# Bitwise Operations Exercises

To access the starter code for these exercises, use the following command:

git clone /afs/ir/class/archive/cs/cs107a/cs107a.1224/WWW/exercises/bitwise-operations

For solutions, see the _soln.c versions of the C files.

## p1: zebra

Consider ints whose bit representation ends with alternating 1s and 0s. Here's an example:

0b0000_0000_0000_0010_1010_1010_1010_1010

Note that we've listed all 32 bits of the int, including leading zeroes.

Let's call such an int a "zebra number". The alternating pattern starts somewhere in the middle of the int, and continues on all the way to the LSB, which must be a 0.

We can uniquely identify zebra numbers by the number of 1s in their bit representation. Let's call the zebra number with n 1s the nth zebra number. (Assume n < 16.)
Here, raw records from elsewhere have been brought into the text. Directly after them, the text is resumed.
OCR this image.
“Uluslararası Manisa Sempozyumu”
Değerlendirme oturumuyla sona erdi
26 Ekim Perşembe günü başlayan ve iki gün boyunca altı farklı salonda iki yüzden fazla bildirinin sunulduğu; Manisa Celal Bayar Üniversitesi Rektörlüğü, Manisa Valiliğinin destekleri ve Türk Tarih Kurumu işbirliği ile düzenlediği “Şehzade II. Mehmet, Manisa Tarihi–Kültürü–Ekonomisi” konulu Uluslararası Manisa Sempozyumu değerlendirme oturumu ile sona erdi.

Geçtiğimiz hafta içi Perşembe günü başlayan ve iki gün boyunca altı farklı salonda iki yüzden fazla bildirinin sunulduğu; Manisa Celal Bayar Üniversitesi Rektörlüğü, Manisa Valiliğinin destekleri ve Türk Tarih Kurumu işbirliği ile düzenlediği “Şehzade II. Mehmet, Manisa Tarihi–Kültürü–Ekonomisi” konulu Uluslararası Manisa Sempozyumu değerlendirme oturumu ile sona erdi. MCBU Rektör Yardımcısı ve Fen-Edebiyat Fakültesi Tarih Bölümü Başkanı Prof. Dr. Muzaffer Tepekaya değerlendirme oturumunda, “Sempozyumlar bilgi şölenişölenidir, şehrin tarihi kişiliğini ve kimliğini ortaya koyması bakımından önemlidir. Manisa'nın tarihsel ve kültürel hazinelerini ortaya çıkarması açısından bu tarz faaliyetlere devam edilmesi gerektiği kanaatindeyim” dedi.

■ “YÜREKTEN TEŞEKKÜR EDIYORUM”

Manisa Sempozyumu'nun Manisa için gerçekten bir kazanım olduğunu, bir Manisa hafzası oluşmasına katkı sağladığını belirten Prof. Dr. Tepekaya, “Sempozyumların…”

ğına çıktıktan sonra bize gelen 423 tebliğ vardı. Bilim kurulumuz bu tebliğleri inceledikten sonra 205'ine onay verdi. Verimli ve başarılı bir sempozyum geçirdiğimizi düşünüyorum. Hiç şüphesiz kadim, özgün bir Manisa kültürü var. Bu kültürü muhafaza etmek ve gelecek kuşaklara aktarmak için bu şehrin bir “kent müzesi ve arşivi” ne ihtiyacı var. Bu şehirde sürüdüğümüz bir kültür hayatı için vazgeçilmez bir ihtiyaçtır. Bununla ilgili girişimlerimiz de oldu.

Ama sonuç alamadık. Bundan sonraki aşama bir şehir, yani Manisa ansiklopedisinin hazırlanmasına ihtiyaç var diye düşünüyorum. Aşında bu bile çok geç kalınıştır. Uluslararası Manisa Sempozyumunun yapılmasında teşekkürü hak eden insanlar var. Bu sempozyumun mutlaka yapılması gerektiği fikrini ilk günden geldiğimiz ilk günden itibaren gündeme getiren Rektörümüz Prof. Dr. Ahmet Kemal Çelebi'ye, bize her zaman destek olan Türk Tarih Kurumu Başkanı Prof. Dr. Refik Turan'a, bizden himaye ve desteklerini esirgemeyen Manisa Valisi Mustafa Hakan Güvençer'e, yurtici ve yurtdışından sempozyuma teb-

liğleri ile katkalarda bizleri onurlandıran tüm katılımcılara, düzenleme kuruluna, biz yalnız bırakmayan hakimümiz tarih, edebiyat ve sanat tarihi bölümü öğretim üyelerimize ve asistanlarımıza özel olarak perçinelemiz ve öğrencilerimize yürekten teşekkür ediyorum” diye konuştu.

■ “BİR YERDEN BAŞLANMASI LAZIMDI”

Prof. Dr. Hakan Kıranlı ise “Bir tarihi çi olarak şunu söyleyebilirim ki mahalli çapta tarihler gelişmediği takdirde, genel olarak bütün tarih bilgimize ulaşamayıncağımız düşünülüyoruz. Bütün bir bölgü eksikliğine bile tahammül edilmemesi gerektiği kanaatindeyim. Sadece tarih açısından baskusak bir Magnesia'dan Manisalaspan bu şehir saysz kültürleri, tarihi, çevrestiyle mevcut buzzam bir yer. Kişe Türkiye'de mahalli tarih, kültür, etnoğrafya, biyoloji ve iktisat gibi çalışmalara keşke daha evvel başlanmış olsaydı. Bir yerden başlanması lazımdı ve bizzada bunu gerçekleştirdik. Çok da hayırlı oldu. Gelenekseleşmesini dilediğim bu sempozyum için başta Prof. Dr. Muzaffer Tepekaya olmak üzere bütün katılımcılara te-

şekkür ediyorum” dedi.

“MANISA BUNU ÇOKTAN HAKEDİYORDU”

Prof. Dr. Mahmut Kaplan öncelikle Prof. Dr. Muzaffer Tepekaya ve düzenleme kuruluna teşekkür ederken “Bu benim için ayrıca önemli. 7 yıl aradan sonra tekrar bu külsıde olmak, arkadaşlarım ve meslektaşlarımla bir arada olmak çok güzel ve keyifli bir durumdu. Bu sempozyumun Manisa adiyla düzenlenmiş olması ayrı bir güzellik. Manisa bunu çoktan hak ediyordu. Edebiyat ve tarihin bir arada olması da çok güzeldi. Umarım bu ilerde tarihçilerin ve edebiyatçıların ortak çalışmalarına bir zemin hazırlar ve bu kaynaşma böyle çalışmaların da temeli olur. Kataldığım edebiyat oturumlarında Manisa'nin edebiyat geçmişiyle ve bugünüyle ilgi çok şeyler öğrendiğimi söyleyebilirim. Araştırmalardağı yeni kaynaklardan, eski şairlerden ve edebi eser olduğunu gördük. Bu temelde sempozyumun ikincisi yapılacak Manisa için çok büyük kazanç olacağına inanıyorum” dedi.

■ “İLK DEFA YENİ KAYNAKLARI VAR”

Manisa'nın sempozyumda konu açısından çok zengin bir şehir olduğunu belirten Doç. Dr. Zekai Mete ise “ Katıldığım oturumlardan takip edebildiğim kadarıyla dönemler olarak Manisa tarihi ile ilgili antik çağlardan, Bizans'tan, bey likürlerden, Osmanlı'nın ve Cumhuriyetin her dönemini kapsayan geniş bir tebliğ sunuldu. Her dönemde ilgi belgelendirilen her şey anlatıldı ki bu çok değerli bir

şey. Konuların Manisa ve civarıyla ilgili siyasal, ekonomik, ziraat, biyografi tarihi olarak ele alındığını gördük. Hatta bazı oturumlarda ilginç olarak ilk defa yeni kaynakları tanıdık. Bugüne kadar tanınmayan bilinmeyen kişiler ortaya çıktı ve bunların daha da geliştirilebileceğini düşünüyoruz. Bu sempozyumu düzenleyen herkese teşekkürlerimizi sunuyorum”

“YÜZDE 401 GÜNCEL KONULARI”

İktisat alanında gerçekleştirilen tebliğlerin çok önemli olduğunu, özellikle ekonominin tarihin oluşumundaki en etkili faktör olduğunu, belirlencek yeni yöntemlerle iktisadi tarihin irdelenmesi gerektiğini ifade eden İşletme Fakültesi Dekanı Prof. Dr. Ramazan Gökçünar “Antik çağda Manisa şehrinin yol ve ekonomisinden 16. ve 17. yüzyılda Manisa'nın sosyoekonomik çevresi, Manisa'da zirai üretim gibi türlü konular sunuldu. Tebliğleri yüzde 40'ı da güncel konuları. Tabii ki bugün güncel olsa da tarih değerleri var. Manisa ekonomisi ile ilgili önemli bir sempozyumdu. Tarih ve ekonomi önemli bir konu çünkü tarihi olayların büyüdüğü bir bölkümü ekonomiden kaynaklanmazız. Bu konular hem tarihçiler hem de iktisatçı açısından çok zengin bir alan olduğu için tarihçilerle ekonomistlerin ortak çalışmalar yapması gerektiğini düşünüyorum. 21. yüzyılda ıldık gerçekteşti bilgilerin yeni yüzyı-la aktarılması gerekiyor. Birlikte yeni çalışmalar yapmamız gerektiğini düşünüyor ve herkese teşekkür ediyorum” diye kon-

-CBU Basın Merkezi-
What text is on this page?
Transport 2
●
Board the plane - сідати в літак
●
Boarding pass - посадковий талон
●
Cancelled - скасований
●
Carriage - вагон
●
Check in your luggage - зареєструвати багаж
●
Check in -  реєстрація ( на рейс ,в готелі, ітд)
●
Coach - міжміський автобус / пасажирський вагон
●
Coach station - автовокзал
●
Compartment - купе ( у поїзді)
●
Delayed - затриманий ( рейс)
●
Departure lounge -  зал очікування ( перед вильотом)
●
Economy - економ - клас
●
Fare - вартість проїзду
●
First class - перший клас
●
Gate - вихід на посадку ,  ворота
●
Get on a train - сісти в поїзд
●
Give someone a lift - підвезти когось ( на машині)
1. In the file zebra.c, implement the zebra() function which returns the nth zebra number.
2. Suppose we want to define zebra numbers differently so that instead of a "1010" pattern, zebra numbers have a "0101" pattern i.e. the LSB would be 1. Implement the zebra_alt() function which returns the nth zebra number given this alternate definition. Use the zebra() function you already wrote.

## p2: battleship

Imagine a simplified version of the classic game Battleship. In this simplified version, we use a 8 by 8 grid gameboard, and all ships are 1 by 1.

If you're not familiar with Battleship, all you need to know is that before gameplay, each player places (in this version) 5 ships in 5 different spaces on their own gameboard.

Because there's exactly 64 spaces on a 8 by 8 grid gameboard, and because for each space, we only need to keep track of whether or not there's a ship there, we can efficiently represent a gameboard using a 64-bit long, where a 1 bit means a ship is present at that space, and a 0 bit means no ship is present.

In a long, we generally number the bits right-to-left, so the LSB is bit 0, and the MSB is bit 63. If we let the ith bit represent gameboard spaces in the following way:

56 57 58 59 60 61 62 63
48 49 50 51 52 53 54 55
40 41 42 43 44 45 46 47
32 33 34 35 36 37 38 39
24 25 26 27 28 29 30 31
16 17 18 19 20 21 22 23
8 9 10 11 12 13 14 15
0 1 2 3 4 5 6 7

then we get a convenient result: the space at the 0-indexed coordinate (row, col) is represented by bit 8*row + col.

Let's say you're given a long representing a gameboard. Inside the file battleship.c, implement the place_ship() function that returns a new gameboard where identical to the given gameboard except that a ship has been placed at the given coordinate by changing that bit to a 1, if it isn't already.

# p3: color

Colors in software are generally represented by their red, green, blue, and alpha (transparency) components, each of which is a number between 0 and 255. This requires exactly 8 bits to represent a component's range, so we usually use a 32-bit unsigned int to hold all the bits to represent a color.

Suppose you're given an unsigned int representing a color where the order of the components within the unsigned int is BGRA (blue, green, red, alpha). In the color.c file, implement the bgra_to_rgb() function that takes in a BGRA unsigned int and produces a RGB unsigned int, where the most significant 8 bits are 0, the next 8 bits are the red component, then green, and then blue.

# p4: binprint

printf has built-in functionailty to print in decimal and hex (%d and %x). It unfortunately doesn't let you print in binary. In the file binprint.c, implement the function binprint() which takes in an int and prints out all 32 bits on a single line, including leading zeroes.